In un anno tanto particolare per i Mass Media e il mondo della comunicazione, di cui il centenario di Mamma RAI, sicuramente la prima tappa simbolica cade nel giorno odierno. Il 3 gennaio 1954, infatti, nasce ufficialmente la TV italiana. Le prime trasmissioni televisive del Programma Nazionale della RAI compiono, dunque, 70 anni.

Storicamente, all’indomani della Seconda Guerra Mondiale, con la radiofonia italiana protagonista di una profonda trasformazione, la RAI sperimenta la potenza delle immagini ma solo all’alba del 1954 apre definitivamente i propri orizzonti agli inediti contenuti audiovisivi del piccolo schermo offrendo la programmazione di primordio sul canale oggi noto come Rai1.

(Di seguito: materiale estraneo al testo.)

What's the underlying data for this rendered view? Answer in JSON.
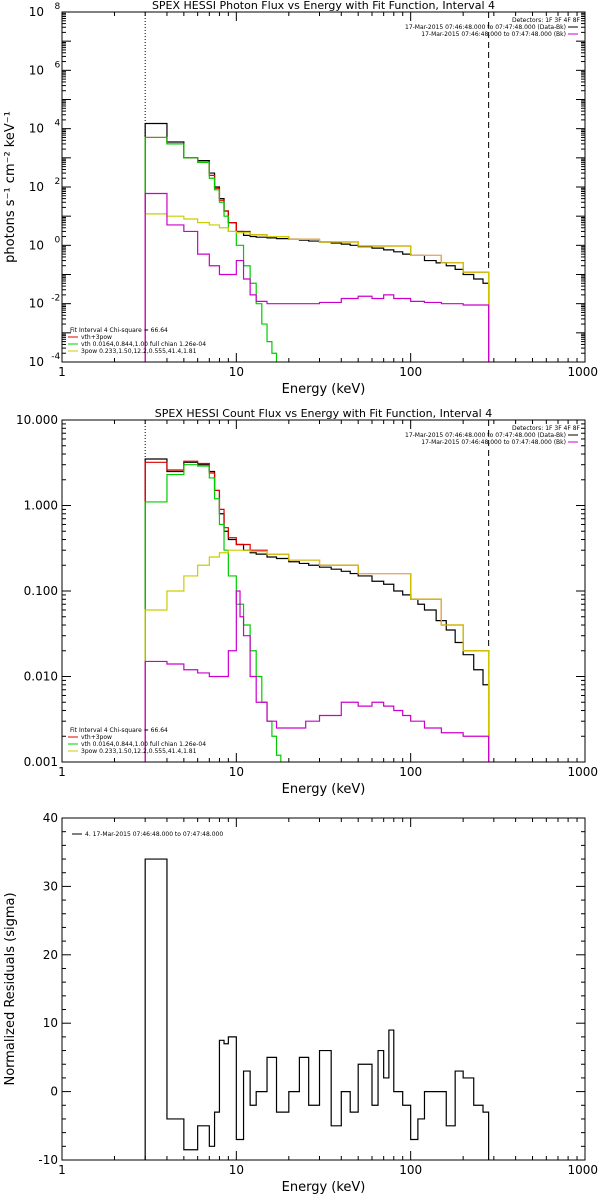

Sono le 11 del mattino quando la conduttrice Fulvia Colombo, dagli studi di Milano, lungo Corso Sempione, annuncia il primo palinsesto RAI: «La Radio televisione italiana inizia oggi il suo regolare servizio di trasmissioni televisive».

Dell’inaugurazione, una telecronaca in diretta, mancano i filmati originali sebbene dieci anni dopo il giornalista Ugo Zatterin propone la ricreazione di quanto accaduto facendo recitare lo storico annuncio dalla stessa Colombo.

In quella domenica memorabile, però, il telegiornale numero uno della storia della TV italiana è riservato ad un pubblico d’élite: sono infatti soltanto 90 gli abbonanti al servizio, divenuti 24.000 dopo trenta giorni di programmazione e 88.000 alla fine dell’anno, un milione a distanza di quattro anni, sei milioni nel 1965 dopo che un paio di anni prima esordisce il Secondo Programma, oggi Rai 2.

Per completezza, nella stessa data ricade un altro tassello portante in casa RAI: è il 3 gennaio 2004, esattamente 50 anni dopo l’inizio della televisione sul territorio italiano, la Radiotelevisione Italiana, nella sua attuale denominazione sociale proprio dal 1954, avvia ufficialmente le trasmissioni con tecnologia digitale terrestre.